素材へのこだわり
触れるものは、“本物”であるべきだと考えています

家は、眺めるものではなく、毎日、何度も、無意識に触れ続ける場所です。床に足を下ろす。階段で手すりに手を添える。窓辺に寄りかかり、光を感じる。そうした何気ない動作の積み重ねが、暮らしの心地よさをつくっていきます。だから私たちは、人の体が直接触れ続ける場所にこそ、素材の質が現れると考えています。

すべてを無垢にすれば良いとは、考えていません。
山崎ハウジングでは、
• 無垢フローリング
• 無垢の手すり
• 木のカウンター
など、触れる頻度が高く、暮らしの質に直結する部分に、無垢材を選んでいます。一方で、見た目のためだけに素材を使うことはありません。流行やイメージで選ぶこともしません。素材は、「たくさん使うこと」よりも、「どこに使うか」を見極めることが重要だからです。これは、現場を知る一級建築士として、そして自社大工と日々向き合う立場だからこそたどり着いた考え方です。
無垢材がもたらすのは、見た目以上の価値です。
無垢の床には、冬の朝、足裏に伝わるやわらかさがあります。冷たさを和らげ、一日の始まりを静かに受け止めてくれる感覚。手すりには、子どもの小さな手が、いつの間にか大きくなっていくことを自然と感じさせる温度があります。
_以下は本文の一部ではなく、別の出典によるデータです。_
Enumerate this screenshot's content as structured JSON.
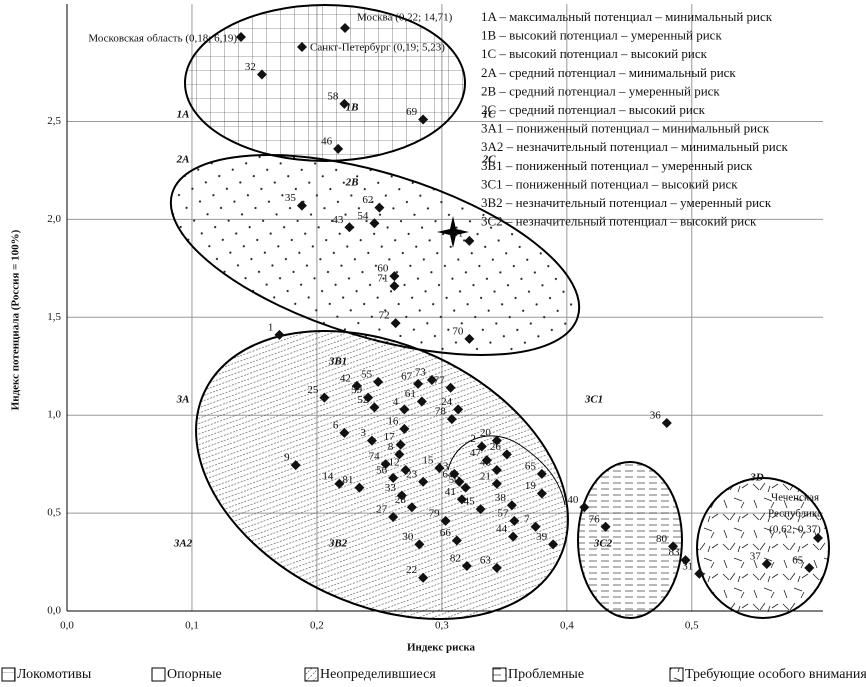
{
  "chart_data": {
    "type": "scatter",
    "x_label": "Индекс риска",
    "y_label": "Индекс потенциала (Россия = 100%)",
    "xlim": [
      0,
      0.605
    ],
    "ylim": [
      0,
      3.1
    ],
    "xticks": [
      {
        "value": 0,
        "label": "0,0"
      },
      {
        "value": 0.1,
        "label": "0,1"
      },
      {
        "value": 0.2,
        "label": "0,2"
      },
      {
        "value": 0.3,
        "label": "0,3"
      },
      {
        "value": 0.4,
        "label": "0,4"
      },
      {
        "value": 0.5,
        "label": "0,5"
      }
    ],
    "yticks": [
      {
        "value": 0,
        "label": "0,0"
      },
      {
        "value": 0.5,
        "label": "0,5"
      },
      {
        "value": 1,
        "label": "1,0"
      },
      {
        "value": 1.5,
        "label": "1,5"
      },
      {
        "value": 2,
        "label": "2,0"
      },
      {
        "value": 2.5,
        "label": "2,5"
      }
    ],
    "grid": true,
    "color": "#111",
    "point_labels": [
      "32",
      "58",
      "69",
      "46",
      "35",
      "43",
      "54",
      "62",
      "51",
      "60",
      "71",
      "72",
      "70",
      "1",
      "9",
      "14",
      "81",
      "56",
      "74",
      "12",
      "23",
      "33",
      "28",
      "27",
      "79",
      "66",
      "30",
      "82",
      "22",
      "63",
      "44",
      "39",
      "57",
      "7",
      "19",
      "65",
      "38",
      "21",
      "48",
      "26",
      "20",
      "2",
      "47",
      "13",
      "64",
      "50",
      "15",
      "41",
      "45",
      "78",
      "24",
      "77",
      "73",
      "67",
      "61",
      "4",
      "16",
      "17",
      "8",
      "6",
      "3",
      "25",
      "42",
      "55",
      "59",
      "52",
      "36",
      "40",
      "76",
      "80",
      "83",
      "31",
      "37",
      "65"
    ],
    "x": [
      0.156,
      0.222,
      0.285,
      0.217,
      0.188,
      0.226,
      0.246,
      0.25,
      0.322,
      0.262,
      0.262,
      0.263,
      0.322,
      0.17,
      0.183,
      0.218,
      0.234,
      0.261,
      0.255,
      0.271,
      0.285,
      0.268,
      0.276,
      0.261,
      0.303,
      0.312,
      0.282,
      0.32,
      0.285,
      0.344,
      0.357,
      0.389,
      0.358,
      0.375,
      0.38,
      0.38,
      0.356,
      0.344,
      0.344,
      0.352,
      0.344,
      0.332,
      0.336,
      0.31,
      0.314,
      0.319,
      0.298,
      0.316,
      0.331,
      0.308,
      0.313,
      0.307,
      0.292,
      0.281,
      0.284,
      0.27,
      0.27,
      0.267,
      0.266,
      0.222,
      0.244,
      0.206,
      0.232,
      0.249,
      0.241,
      0.246,
      0.48,
      0.414,
      0.431,
      0.485,
      0.495,
      0.506,
      0.56,
      0.594
    ],
    "values": [
      2.74,
      2.59,
      2.51,
      2.36,
      2.07,
      1.96,
      1.98,
      2.06,
      1.89,
      1.71,
      1.66,
      1.47,
      1.39,
      1.41,
      0.745,
      0.65,
      0.63,
      0.68,
      0.75,
      0.72,
      0.66,
      0.59,
      0.53,
      0.48,
      0.46,
      0.36,
      0.34,
      0.23,
      0.17,
      0.22,
      0.38,
      0.34,
      0.46,
      0.43,
      0.6,
      0.7,
      0.54,
      0.65,
      0.72,
      0.8,
      0.87,
      0.84,
      0.77,
      0.7,
      0.66,
      0.63,
      0.73,
      0.57,
      0.52,
      0.98,
      1.03,
      1.14,
      1.18,
      1.16,
      1.07,
      1.03,
      0.93,
      0.85,
      0.8,
      0.91,
      0.87,
      1.09,
      1.15,
      1.17,
      1.09,
      1.04,
      0.96,
      0.53,
      0.43,
      0.33,
      0.26,
      0.19,
      0.24,
      0.22
    ],
    "zone_labels": [
      "1A",
      "1B",
      "1C",
      "2A",
      "2B",
      "2C",
      "3A",
      "3B1",
      "3C1",
      "3A2",
      "3B2",
      "3C2",
      "3D"
    ],
    "annotations": [
      "Москва (0,22; 14,71)",
      "Московская область (0,18; 6,19)",
      "Санкт-Петербург (0,19; 5,23)"
    ],
    "chechnya": [
      "Чеченская",
      "Республика",
      "(0,62; 0,37)"
    ],
    "zone_descriptions": [
      "1A – максимальный потенциал – минимальный риск",
      "1B – высокий потенциал – умеренный риск",
      "1C – высокий потенциал – высокий риск",
      "2A – средний потенциал – минимальный риск",
      "2B – средний потенциал – умеренный риск",
      "2C – средний потенциал – высокий риск",
      "3A1 – пониженный потенциал – минимальный риск",
      "3A2 – незначительный потенциал – минимальный риск",
      "3B1 – пониженный потенциал – умеренный риск",
      "3C1 – пониженный потенциал – высокий риск",
      "3B2 – незначительный потенциал – умеренный риск",
      "3C2 – незначительный потенциал – высокий риск"
    ],
    "legend": [
      "Локомотивы",
      "Опорные",
      "Неопределившиеся",
      "Проблемные",
      "Требующие особого внимания"
    ]
  }
}
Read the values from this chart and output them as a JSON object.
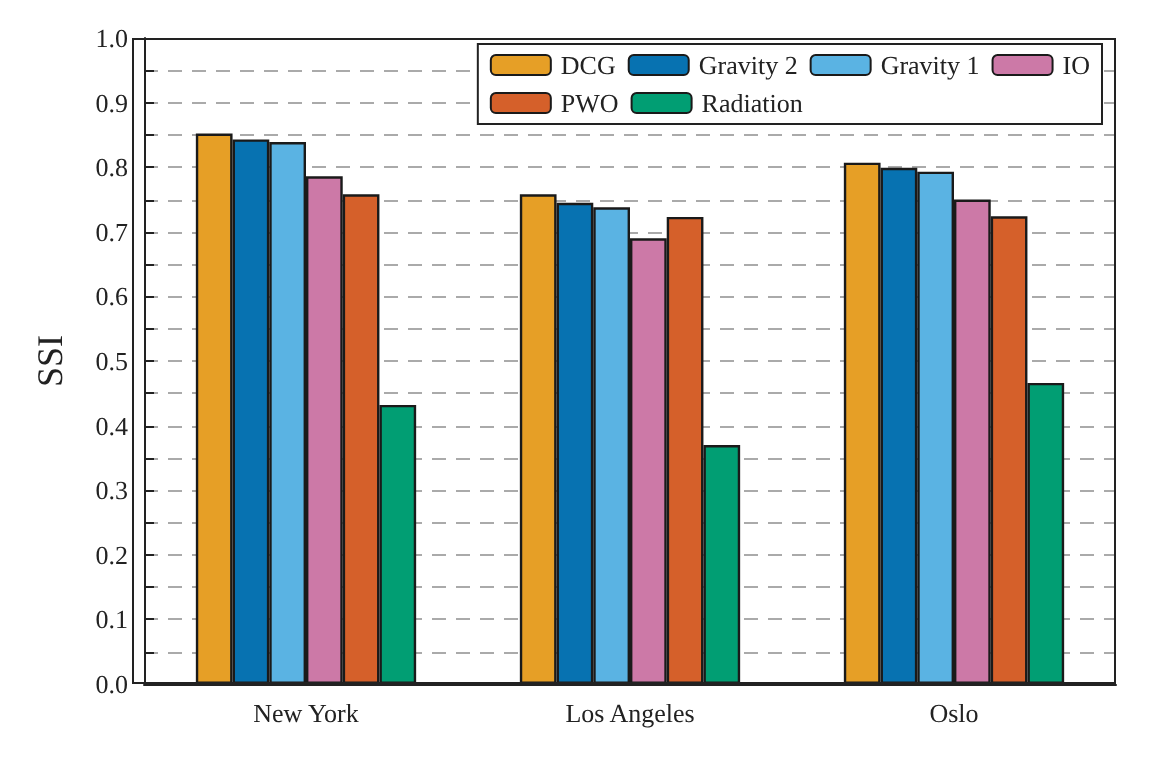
{
  "chart_data": {
    "type": "bar",
    "ylabel": "SSI",
    "categories": [
      "New York",
      "Los Angeles",
      "Oslo"
    ],
    "series": [
      {
        "name": "DCG",
        "color": "#e69f26",
        "values": [
          0.852,
          0.758,
          0.807
        ]
      },
      {
        "name": "Gravity 2",
        "color": "#0772b1",
        "values": [
          0.843,
          0.745,
          0.799
        ]
      },
      {
        "name": "Gravity 1",
        "color": "#5ab3e3",
        "values": [
          0.839,
          0.738,
          0.793
        ]
      },
      {
        "name": "IO",
        "color": "#cc79a7",
        "values": [
          0.786,
          0.69,
          0.75
        ]
      },
      {
        "name": "PWO",
        "color": "#d5602a",
        "values": [
          0.758,
          0.723,
          0.724
        ]
      },
      {
        "name": "Radiation",
        "color": "#019e73",
        "values": [
          0.432,
          0.37,
          0.466
        ]
      }
    ],
    "ylim": [
      0,
      1
    ],
    "yticks": [
      {
        "value": 0,
        "label": "0.0"
      },
      {
        "value": 0.05,
        "label": null
      },
      {
        "value": 0.1,
        "label": "0.1"
      },
      {
        "value": 0.15,
        "label": null
      },
      {
        "value": 0.2,
        "label": "0.2"
      },
      {
        "value": 0.25,
        "label": null
      },
      {
        "value": 0.3,
        "label": "0.3"
      },
      {
        "value": 0.35,
        "label": null
      },
      {
        "value": 0.4,
        "label": "0.4"
      },
      {
        "value": 0.45,
        "label": null
      },
      {
        "value": 0.5,
        "label": "0.5"
      },
      {
        "value": 0.55,
        "label": null
      },
      {
        "value": 0.6,
        "label": "0.6"
      },
      {
        "value": 0.65,
        "label": null
      },
      {
        "value": 0.7,
        "label": "0.7"
      },
      {
        "value": 0.75,
        "label": null
      },
      {
        "value": 0.8,
        "label": "0.8"
      },
      {
        "value": 0.85,
        "label": null
      },
      {
        "value": 0.9,
        "label": "0.9"
      },
      {
        "value": 0.95,
        "label": null
      },
      {
        "value": 1,
        "label": "1.0"
      }
    ],
    "grid": "y",
    "legend": "top right"
  }
}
それは、数値では測れないけれど、確かに暮らしの質を左右するものです。
傷も、変化も、家族の時間として刻まれていく。
無垢材は、完璧な状態を保ち続ける素材ではありません。小さなキズがつくこともあります。色合いが変わっていくこともあります。けれど私たちは、それを「劣化」だとは考えていません。それは、この家で過ごした時間が刻まれた証。素材は、家族の時間を受け止め、記憶を蓄えていく“器”だと考えています。本物の素材だからこそ、傷も味わいとなり、何十年経っても飽きのこない家になります。
この地域で、長く暮らすための素材選び。
雪があり、冬が長いこの地域では、住まいの快適さは、日々の小さな感覚の積み重ねで決まります。一時的な流行や、その場しのぎの選択では、長い時間をともにする家にはなりません。だから私たちは、今だけでなく、10年後、20年後の暮らしを見据えて素材を選びます。派手さはなくても、静かに、確かに、暮らしに寄り添い続けるものを。
素材は、設計思想そのものです。
山崎ハウジングの素材選びには、明確な基準があります。それは、「きれいに見えるか」ではなく、「暮らしにとって意味があるか」。設計と施工を分けない私たちだからこそ、素材は“カタログ”ではなく、現場と暮らしの延長線上で選びます。触れたときに、住み始めてから、そして何十年後に振り返ったときに。「この家でよかった」と、静かに実感できる素材を。
ここまでが「素材の話」であり、「私たちの姿勢」です。
このページを読んで、
• 価値観に共感できた方
•安易な選択をしない家づくりに安心を感じた方
であれば、きっと私たちの家づくりは合うはずです。